An inspiration to young artists, especially artists of color, Fadojutimi has mounted a solo show at the Institute of Contemporary Art, Miami (2021), with additional exhibitions at the Hepworth Wakefield (2022) and the Fondazione Sandretto Re Rebaudengo, Torino (2023). Her work is held in important public collections like the Los Angeles County Museum of Art, the Hammer Museum, Los Angeles, the Tate Collection, London, and the Stedelijk Museum, Amsterdam. She was also recently awarded a Luma Foundation residency in Arles, France, the famous inspiration for many of Vincent van Gogh’s paintings.

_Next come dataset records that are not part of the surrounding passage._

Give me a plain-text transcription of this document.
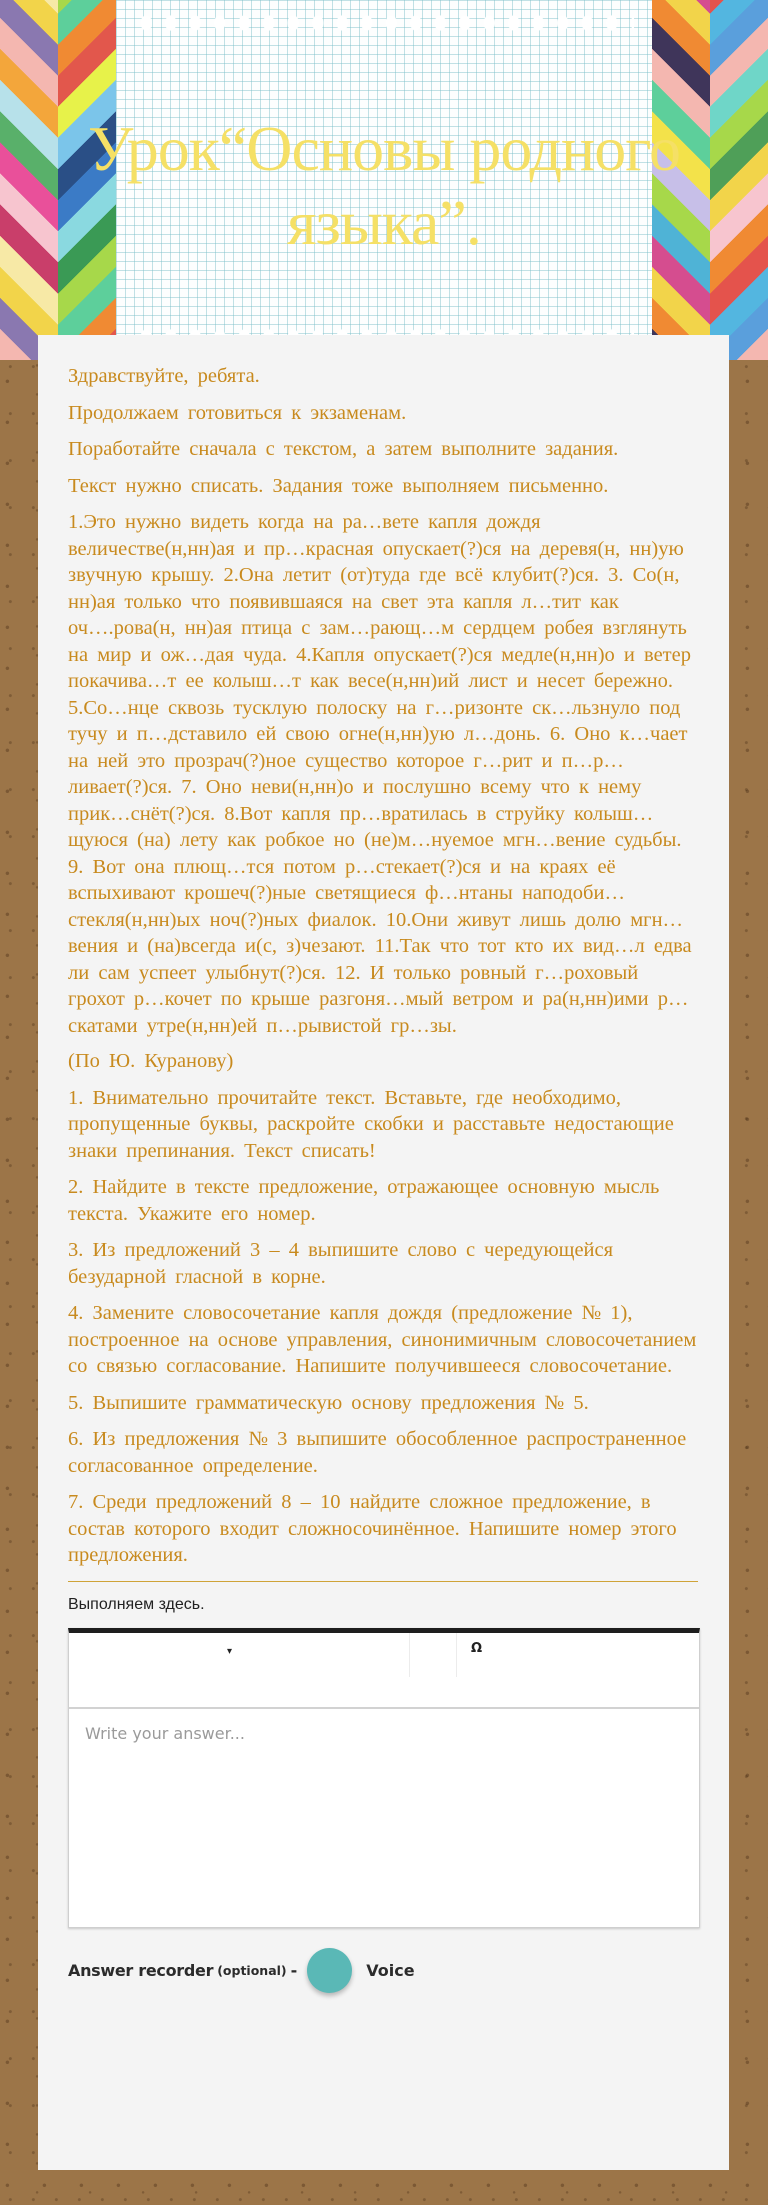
Урок“Основы родного языка”.

Здравствуйте, ребята.

Продолжаем готовиться к экзаменам.

Поработайте сначала с текстом, а затем выполните задания.

Текст нужно списать. Задания тоже выполняем письменно.

1.Это нужно видеть когда на ра…вете капля дождя величестве(н,нн)ая и пр…красная опускает(?)ся на деревя(н, нн)ую звучную крышу. 2.Она летит (от)туда где всё клубит(?)ся. 3. Со(н, нн)ая только что появившаяся на свет эта капля л…тит как оч….рова(н, нн)ая птица с зам…рающ…м сердцем робея взглянуть на мир и ож…дая чуда. 4.Капля опускает(?)ся медле(н,нн)о и ветер покачива…т ее колыш…т как весе(н,нн)ий лист и несет бережно. 5.Со…нце сквозь тусклую полоску на г…ризонте ск…льзнуло под тучу и п…дставило ей свою огне(н,нн)ую л…донь. 6. Оно к…чает на ней это прозрач(?)ное существо которое г…рит и п…р…ливает(?)ся. 7. Оно неви(н,нн)о и послушно всему что к нему прик…снёт(?)ся. 8.Вот капля пр…вратилась в струйку колыш…щуюся (на) лету как робкое но (не)м…нуемое мгн…вение судьбы. 9. Вот она плющ…тся потом р…стекает(?)ся и на краях её вспыхивают крошеч(?)ные светящиеся ф…нтаны наподоби… стекля(н,нн)ых ноч(?)ных фиалок. 10.Они живут лишь долю мгн…вения и (на)всегда и(с, з)чезают. 11.Так что тот кто их вид…л едва ли сам успеет улыбнут(?)ся. 12. И только ровный г…роховый грохот р…кочет по крыше разгоня…мый ветром и ра(н,нн)ими р…скатами утре(н,нн)ей п…рывистой гр…зы.

(По Ю. Куранову)

1. Внимательно прочитайте текст. Вставьте, где необходимо, пропущенные буквы, раскройте скобки и расставьте недостающие знаки препинания. Текст списать!

2. Найдите в тексте предложение, отражающее основную мысль текста. Укажите его номер.

3. Из предложений 3 – 4 выпишите слово с чередующейся безударной гласной в корне.

4. Замените словосочетание капля дождя (предложение № 1), построенное на основе управления, синонимичным словосочетанием со связью согласование. Напишите получившееся словосочетание.

5. Выпишите грамматическую основу предложения № 5.

6. Из предложения № 3 выпишите обособленное распространенное согласованное определение.

7. Среди предложений 8 – 10 найдите сложное предложение, в состав которого входит сложносочинённое. Напишите номер этого предложения.

Выполняем здесь.
▾	Ω
Write your answer...
Answer recorder (optional) -	Voice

As epitomized by the capaciousness of A Thistle Throb, Fadojutimi is above all a generous and community-oriented artist. She says, “I want my canvases to be spaces where people maybe recognize themselves and think, ‘I see this, and that’s okay, but why do I see this? And what does that mean to me?’ (J. Fadojutimi, quoted in N. Trembley, Who is Jadé Fadojutimi?,” Numero, March 31, 2023). Though A Thistle Throb, with its dense application of paint, is opaque and not a mirror, we can find ourselves in it. With abstraction, each viewer can form their own relationship to a painting and connect it to their lived experiences. While A Thistle Throb might evoke modernist painting and fashion, it could also be linked by viewers to textiles, landscape painting, and painted Chinese stoneware. Fadojutimi encourages us to bring our stories to this canvas, even as she shares her stories with us. In so doing, she makes a powerful argument for the ongoing relevance of painting.